US House of Representatives Panel Passes Measure to Legalize Internet Gambling
A House committee yesterday approved legislation legalizing some forms of Internet gambling, allowing U.S. residents to place online wagers with licensed companies.
The measure, which was sponsored by Representative Barney Frank, would roll back a law designed to make such online gambling illegal. That four-year-old law which took effect in June, prevented banks from processing payments to offshore gambling websites. “My primary goal is Americans ought to be free to do what they wish without this kind of intrusion,” said Frank, a Massachusetts Democrat whose committee passed the legislation 41-22. “We do know that gambling will go on in America,” he told the panel.
Both Democrats and Republicans supported the bill in yesterday’s committee vote. The bipartisan backing adds momentum to the legislation, said John Pappas, executive director of the Poker Players Alliance. The focus now shifts to the legislation to tax the betting, which is before the House Ways and Means Committee, he said.

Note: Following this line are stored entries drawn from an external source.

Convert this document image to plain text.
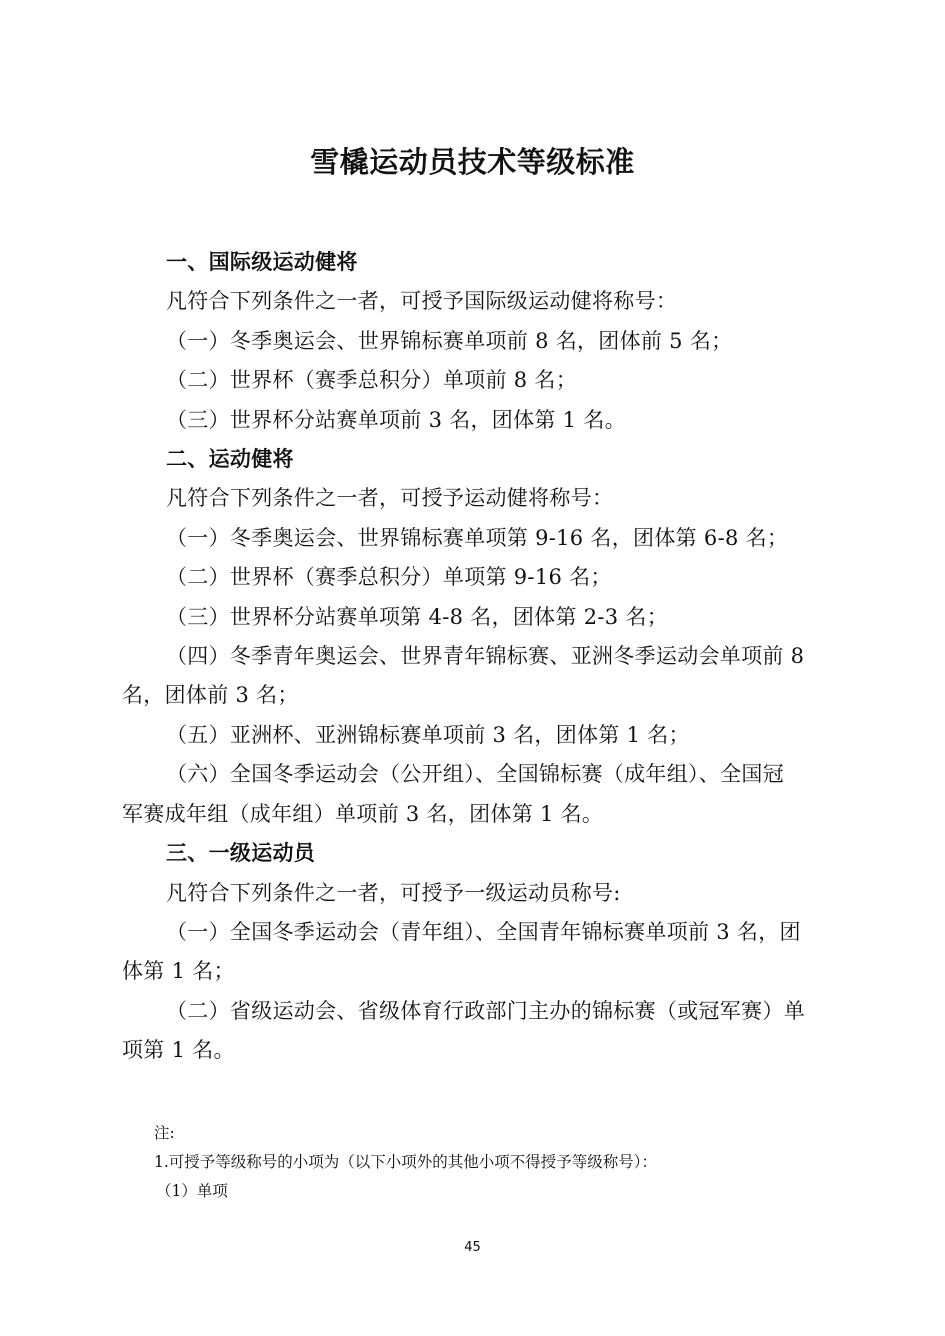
雪橇运动员技术等级标准
一、国际级运动健将
凡符合下列条件之一者，可授予国际级运动健将称号：
（一）冬季奥运会、世界锦标赛单项前 8 名，团体前 5 名；
（二）世界杯（赛季总积分）单项前 8 名；
（三）世界杯分站赛单项前 3 名，团体第 1 名。
二、运动健将
凡符合下列条件之一者，可授予运动健将称号：
（一）冬季奥运会、世界锦标赛单项第 9-16 名，团体第 6-8 名；
（二）世界杯（赛季总积分）单项第 9-16 名；
（三）世界杯分站赛单项第 4-8 名，团体第 2-3 名；
（四）冬季青年奥运会、世界青年锦标赛、亚洲冬季运动会单项前 8
名，团体前 3 名；
（五）亚洲杯、亚洲锦标赛单项前 3 名，团体第 1 名；
（六）全国冬季运动会（公开组）、全国锦标赛（成年组）、全国冠
军赛成年组（成年组）单项前 3 名，团体第 1 名。
三、一级运动员
凡符合下列条件之一者，可授予一级运动员称号:
（一）全国冬季运动会（青年组）、全国青年锦标赛单项前 3 名，团
体第 1 名；
（二）省级运动会、省级体育行政部门主办的锦标赛（或冠军赛）单
项第 1 名。
注:
1.可授予等级称号的小项为（以下小项外的其他小项不得授予等级称号）：
（1）单项
45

Critics of the 2006 law designed to bar the wagers also say it makes no distinction between legal and illegal online gambling. Some states allow online gaming on horse and dog racing, for example. In addition, there has been a move by several US States to legalize gambling through online casinos.
Frank and other proponents, such as the Poker Players Alliance, say licensing and regulating online gambling will protect consumers, a growing number of which are placing bets with offshore operators. The U.S. offshore Internet gambling market is expected to climb to $5.7 billion in 2014 from $5.4 billion last year. If legalized by the US, the market could grow to $24 billion in five years.
A separate measure that depends on full House passage of Frank’s plan would impose taxes on online poker and other Internet gambling, bringing the federal government as much as $42 billion over 10 years.